Previous theoretical work has shown that a single-layer neural network can implement the optimal decision process for simple, two-alternative forced-choice (2AFC) tasks. However, it is likely that the mammalian brain comprises multilayer networks, raising the question of whether and how optimal performance can be approximated in such an architecture. Here, we present theoretical work suggesting that the noradrenergic nucleus locus coeruleus (LC) may help optimize 2AFC decision making in the brain. This is based on the observations that neurons of the LC selectively fire following the presentation of salient stimuli in decision tasks and that the corresponding release of norepinephrine can transiently increase the responsivity, or gain, of cortical processing units. We describe computational simulations that investigate the role of such gain changes in optimizing performance of 2AFC decision making. In the tasks we model, no prior cueing or knowledge of stimulus onset time is assumed.
Performance is assessed in terms of the rate of correct responses over time (the reward rate). We first present the results of a single-layer model that accumulates (integrates) sensory input and implements the decision process as a threshold crossing. Gain transients, representing the modulatory effect of the LC, are driven by separate threshold crossings in this layer. We optimize over all free parameters to determine the maximum reward rate achievable by this model and compare it to the maximum reward rate when gain is held fixed. We find that the dynamic gain mechanism yields no improvement in reward for this single-layer model.

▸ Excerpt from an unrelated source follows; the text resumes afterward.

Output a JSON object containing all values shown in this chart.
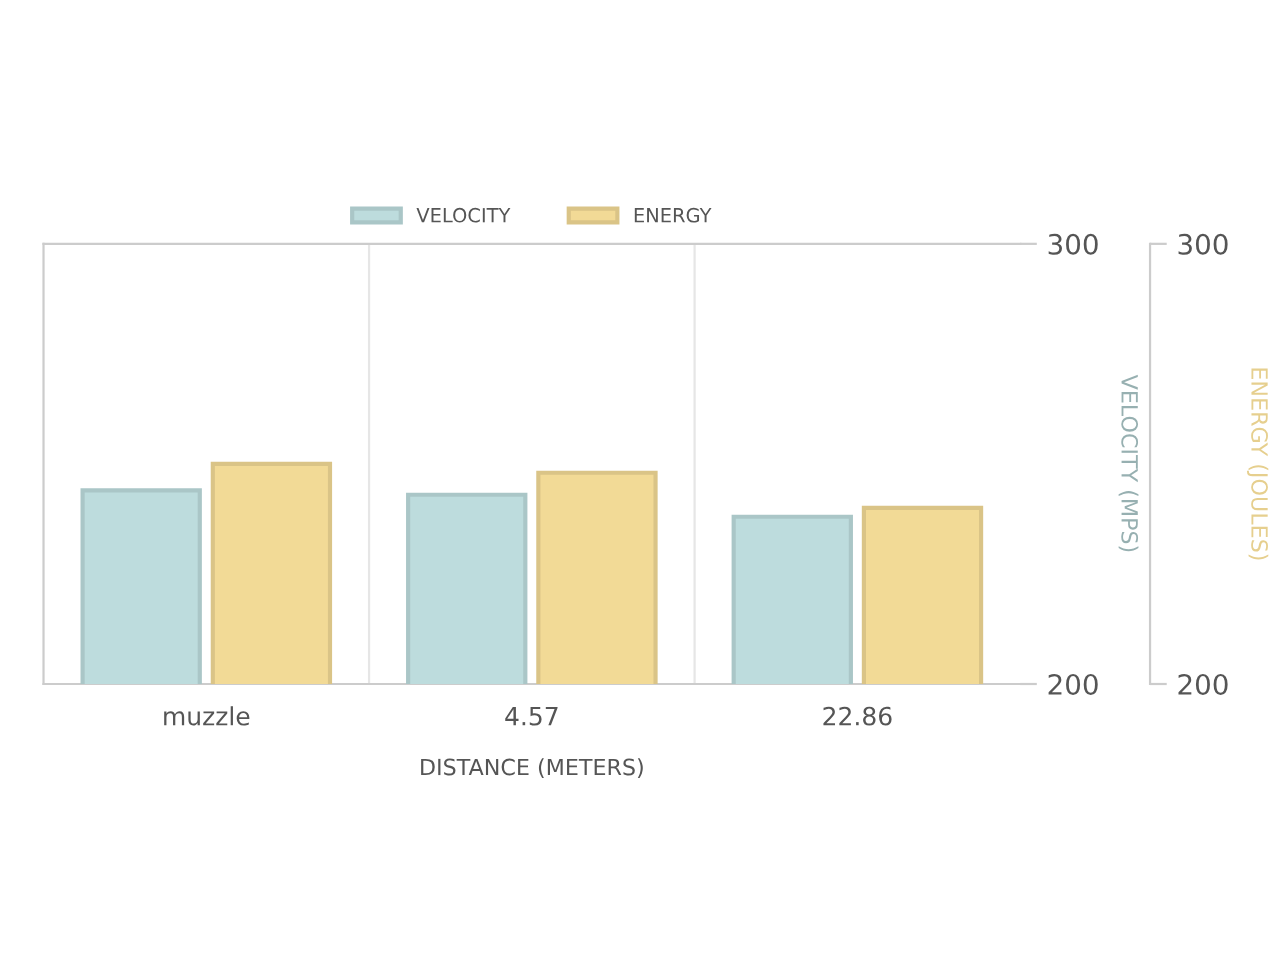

We then examine a two-layer model, in which competing sensory accumulators in the first layer (capable of implementing the task relevant decision) pass activity to response accumulators in a second layer. Again, we compare a version in which threshold crossing in the first (decision) layer elicits an LC response (and a concomitant increase in gain) with a fixed-gain version of the model. Here, we find that gain transients modeling the LC phasic response yield an improvement in reward rate of 12% to 24%. Furthermore, we show that the timing characteristics of these gain transients agree with observations concerning LC firing patterns reported in recent experimental studies. This provides converging evidence for the hypothesis that the LC optimizes processes underlying 2AFC decision making in multilayer networks.